Richard Pildes received his A.B. in physical chemistry summa cum laude from Princeton, and his J.D. magna cum laude from Harvard. He was Supreme Court Note Editor on the Harvard Law Review. He clerked for Judge Abner J. Mikva of the U.S. Court of Appeals for the District of Columbia Circuit and for Justice Thurgood Marshall of the U.S. Supreme Court, after which he practiced law in Boston.

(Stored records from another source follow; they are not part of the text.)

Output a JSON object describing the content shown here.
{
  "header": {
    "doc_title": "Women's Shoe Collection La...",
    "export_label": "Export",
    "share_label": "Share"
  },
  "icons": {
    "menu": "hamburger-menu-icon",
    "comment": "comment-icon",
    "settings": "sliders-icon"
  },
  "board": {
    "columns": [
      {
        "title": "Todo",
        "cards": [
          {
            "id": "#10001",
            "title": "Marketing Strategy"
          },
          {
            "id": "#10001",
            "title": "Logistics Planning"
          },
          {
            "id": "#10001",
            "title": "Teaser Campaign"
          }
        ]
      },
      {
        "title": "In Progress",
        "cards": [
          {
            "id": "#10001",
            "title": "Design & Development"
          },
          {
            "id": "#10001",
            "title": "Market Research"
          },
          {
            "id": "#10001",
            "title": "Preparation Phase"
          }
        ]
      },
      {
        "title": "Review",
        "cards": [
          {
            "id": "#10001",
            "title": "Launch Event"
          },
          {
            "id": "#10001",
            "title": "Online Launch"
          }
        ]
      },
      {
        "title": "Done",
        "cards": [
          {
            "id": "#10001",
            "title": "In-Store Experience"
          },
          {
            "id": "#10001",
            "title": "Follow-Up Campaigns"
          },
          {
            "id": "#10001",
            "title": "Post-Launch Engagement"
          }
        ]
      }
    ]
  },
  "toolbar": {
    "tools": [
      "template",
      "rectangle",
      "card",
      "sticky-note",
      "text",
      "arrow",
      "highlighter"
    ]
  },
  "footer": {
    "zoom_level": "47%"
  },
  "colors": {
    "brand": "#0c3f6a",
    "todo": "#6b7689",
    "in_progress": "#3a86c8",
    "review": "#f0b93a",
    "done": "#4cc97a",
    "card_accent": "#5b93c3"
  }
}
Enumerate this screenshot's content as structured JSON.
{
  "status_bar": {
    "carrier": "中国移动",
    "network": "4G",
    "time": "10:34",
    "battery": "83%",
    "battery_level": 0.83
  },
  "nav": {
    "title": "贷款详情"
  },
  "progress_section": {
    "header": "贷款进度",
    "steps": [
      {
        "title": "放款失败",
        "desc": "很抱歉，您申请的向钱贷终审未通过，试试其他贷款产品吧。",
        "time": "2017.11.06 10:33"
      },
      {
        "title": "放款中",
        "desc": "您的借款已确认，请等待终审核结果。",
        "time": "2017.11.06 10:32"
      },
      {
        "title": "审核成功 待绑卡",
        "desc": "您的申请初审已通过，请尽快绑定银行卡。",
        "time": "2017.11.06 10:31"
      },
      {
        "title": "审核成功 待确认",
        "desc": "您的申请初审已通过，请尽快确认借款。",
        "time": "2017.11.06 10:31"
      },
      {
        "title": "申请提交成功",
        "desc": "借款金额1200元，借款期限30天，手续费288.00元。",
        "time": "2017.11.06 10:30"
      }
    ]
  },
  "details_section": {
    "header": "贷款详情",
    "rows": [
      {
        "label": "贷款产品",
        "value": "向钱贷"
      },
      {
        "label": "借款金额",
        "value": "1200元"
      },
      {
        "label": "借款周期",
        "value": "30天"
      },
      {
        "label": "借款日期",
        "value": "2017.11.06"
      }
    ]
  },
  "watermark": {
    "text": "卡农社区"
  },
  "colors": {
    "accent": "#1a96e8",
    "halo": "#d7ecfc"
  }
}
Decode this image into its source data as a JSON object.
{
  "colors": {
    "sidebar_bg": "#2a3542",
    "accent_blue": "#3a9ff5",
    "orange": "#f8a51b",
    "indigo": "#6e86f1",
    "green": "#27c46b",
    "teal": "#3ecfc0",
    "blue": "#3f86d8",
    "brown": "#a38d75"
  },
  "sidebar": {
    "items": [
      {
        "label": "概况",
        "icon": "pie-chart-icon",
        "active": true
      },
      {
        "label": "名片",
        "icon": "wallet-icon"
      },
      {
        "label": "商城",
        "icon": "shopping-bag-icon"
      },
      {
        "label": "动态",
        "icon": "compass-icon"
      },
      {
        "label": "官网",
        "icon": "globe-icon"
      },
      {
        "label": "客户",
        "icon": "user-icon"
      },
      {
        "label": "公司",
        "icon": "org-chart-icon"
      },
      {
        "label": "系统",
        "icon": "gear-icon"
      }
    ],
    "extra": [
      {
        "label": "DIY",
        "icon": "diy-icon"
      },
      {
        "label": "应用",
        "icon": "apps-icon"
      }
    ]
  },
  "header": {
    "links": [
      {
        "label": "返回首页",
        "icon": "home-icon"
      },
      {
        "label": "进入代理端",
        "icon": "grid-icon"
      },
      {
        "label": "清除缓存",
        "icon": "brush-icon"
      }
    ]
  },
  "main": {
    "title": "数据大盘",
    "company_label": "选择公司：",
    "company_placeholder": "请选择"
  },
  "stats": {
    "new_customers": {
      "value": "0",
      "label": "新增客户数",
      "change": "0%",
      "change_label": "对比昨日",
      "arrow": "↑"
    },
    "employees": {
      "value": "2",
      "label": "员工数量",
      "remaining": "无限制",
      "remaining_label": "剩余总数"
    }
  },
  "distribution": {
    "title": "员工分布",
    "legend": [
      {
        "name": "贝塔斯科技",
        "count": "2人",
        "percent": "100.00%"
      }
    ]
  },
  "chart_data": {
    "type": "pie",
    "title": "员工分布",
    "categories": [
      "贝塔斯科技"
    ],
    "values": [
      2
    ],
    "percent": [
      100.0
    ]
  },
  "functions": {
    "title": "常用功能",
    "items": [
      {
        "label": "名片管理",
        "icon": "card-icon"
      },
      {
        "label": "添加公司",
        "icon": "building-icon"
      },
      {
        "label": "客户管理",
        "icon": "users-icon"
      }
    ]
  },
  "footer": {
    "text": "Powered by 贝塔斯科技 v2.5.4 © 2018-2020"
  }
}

He began his academic career at the University of Michigan Law School, where he was assistant and then full professor of law from 1988 until joining the NYU School of Law faculty in 2000. He has been a visiting professor at the University of Chicago Law School, Harvard Law School, the University of Texas School of Law, and was a fellow in Harvard’s prestigious Program in Ethics and the Professions from 1998-1999.